Note: we recommend only ever downgrading for development purposes. In production, any mistakes should always be corrected with upgrading migrations.

Order of migrations

Each migration must have a pointer to a previous migration file. When applying a migration, the system will first do a topological sort from the target migration, and then apply migrations that are necessary.
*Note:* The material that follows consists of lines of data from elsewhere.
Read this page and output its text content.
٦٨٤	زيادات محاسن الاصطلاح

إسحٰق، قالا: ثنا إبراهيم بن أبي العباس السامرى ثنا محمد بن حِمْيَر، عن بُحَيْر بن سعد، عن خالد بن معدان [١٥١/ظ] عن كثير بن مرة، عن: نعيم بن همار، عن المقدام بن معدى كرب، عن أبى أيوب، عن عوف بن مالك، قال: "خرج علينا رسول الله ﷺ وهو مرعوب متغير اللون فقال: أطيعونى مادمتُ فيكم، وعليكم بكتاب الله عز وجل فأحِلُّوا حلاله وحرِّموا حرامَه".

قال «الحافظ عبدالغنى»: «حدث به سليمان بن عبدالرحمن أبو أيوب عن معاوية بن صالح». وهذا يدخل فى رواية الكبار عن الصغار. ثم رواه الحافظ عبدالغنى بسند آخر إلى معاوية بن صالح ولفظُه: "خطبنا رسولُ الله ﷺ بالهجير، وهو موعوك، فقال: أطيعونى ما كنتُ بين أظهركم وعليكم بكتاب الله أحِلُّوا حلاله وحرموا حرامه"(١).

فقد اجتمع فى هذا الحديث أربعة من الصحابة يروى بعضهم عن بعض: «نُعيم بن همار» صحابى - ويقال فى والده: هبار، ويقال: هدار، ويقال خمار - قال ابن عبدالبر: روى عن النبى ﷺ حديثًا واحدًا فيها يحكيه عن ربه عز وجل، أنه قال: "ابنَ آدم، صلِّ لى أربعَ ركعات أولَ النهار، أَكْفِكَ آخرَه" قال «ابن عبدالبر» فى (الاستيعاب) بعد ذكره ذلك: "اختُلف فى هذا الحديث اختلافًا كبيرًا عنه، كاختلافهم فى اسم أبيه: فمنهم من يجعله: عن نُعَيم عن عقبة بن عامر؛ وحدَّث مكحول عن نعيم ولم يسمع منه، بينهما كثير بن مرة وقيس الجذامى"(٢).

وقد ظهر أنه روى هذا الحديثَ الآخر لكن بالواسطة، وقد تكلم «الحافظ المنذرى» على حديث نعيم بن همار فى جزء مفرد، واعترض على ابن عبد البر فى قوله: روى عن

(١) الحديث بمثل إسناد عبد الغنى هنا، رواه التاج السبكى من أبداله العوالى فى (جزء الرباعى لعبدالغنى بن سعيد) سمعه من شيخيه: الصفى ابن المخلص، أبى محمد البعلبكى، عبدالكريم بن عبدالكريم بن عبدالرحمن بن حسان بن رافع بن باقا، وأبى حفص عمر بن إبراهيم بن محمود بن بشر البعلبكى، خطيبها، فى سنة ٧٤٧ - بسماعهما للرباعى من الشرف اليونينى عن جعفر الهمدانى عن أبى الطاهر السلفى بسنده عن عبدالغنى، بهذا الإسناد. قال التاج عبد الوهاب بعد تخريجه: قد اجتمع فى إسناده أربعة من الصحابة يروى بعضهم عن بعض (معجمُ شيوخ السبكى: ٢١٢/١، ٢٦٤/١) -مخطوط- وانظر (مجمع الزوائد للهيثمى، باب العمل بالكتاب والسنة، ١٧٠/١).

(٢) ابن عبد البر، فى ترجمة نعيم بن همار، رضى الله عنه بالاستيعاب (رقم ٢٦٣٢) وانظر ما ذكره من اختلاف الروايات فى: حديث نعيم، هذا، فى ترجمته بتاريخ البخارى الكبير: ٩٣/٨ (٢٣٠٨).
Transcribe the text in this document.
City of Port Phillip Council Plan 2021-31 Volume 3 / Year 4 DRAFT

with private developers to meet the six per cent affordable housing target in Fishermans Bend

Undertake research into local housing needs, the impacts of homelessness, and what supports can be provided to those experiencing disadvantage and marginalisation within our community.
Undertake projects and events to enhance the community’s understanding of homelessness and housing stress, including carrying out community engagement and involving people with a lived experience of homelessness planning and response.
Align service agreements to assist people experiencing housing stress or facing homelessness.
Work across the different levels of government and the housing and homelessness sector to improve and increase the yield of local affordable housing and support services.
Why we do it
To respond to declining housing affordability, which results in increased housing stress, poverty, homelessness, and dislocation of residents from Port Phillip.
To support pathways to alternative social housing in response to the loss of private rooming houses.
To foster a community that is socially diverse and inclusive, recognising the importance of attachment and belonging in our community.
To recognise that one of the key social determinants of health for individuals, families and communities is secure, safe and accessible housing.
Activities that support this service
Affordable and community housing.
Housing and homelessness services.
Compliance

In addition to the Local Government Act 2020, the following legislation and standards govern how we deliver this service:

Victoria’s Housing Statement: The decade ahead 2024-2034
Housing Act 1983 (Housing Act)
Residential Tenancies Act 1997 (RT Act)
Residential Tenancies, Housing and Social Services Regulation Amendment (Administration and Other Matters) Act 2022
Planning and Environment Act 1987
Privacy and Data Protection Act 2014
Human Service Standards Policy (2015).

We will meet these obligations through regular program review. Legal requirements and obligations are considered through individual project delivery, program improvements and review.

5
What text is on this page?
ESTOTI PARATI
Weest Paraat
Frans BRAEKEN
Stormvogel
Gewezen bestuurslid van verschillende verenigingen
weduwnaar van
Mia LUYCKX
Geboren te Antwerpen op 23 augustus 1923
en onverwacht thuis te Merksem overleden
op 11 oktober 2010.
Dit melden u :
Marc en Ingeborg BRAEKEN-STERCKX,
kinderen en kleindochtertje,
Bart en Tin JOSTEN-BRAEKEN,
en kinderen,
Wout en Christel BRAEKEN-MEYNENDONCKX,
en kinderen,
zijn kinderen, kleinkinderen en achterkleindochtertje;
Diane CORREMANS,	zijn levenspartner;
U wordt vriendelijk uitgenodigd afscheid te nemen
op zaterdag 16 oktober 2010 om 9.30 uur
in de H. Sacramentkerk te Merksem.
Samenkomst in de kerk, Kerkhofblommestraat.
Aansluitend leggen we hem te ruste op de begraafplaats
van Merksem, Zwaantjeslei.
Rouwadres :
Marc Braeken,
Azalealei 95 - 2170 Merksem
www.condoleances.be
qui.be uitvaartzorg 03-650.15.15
Using explicit pointers instead of relying on filename order has a couple of benefits:

  • It allows branching during development.
  • Since and error will occur if attempting to migrate to the head version when there are multiple heads, it eliminates a source of data corruption if multiple migrations are devloped simultanously and merged together without rebasing them into a linear sequence.

Acknowledgements

The idea of branching in the migration library has been inspired from Alembic. However, instead of allowing migration merges, we explicitly require rebases to a linear history. Also, migration versions correspond 1-1 with file names instead of synthetic version identifiers that are part of the file names. We believe that this allows developers to benefit from lexicographically sorted migrations (e.g. by calling your migrations 0000-init.sql, 0001-foo.sql, 0002-bar.sql etc), but still prevent accidental non-determinism when developing concurrently with others. It also makes it easy to write migrations by hand without the need of a separate too to manage them for us.

Changelog

0.4.0

  • Rework migrations module to a graph-based system.

0.3.0

  • Make run and transaction methods of DataSource instead of top-level functions. Also make read and write() methods on the type returned by sql. This removes an argument list in syntax. E.g. instead of

    sq.transaction(ds):
      sq.read[A](sql"""...""")

    the syntax is now

    ds.transaction:
      sql"""...""".read[A]
  • Include HikariCP as a dependency for convenience

  • Separate the reader hierarchy in two:

    • primitive "simple" readers read database columns and typically map to primitive database types
    • normal readers user tuples of simple readers to read rows and map them to more complex scala types
  • Readers of case classes use column names instead of positions.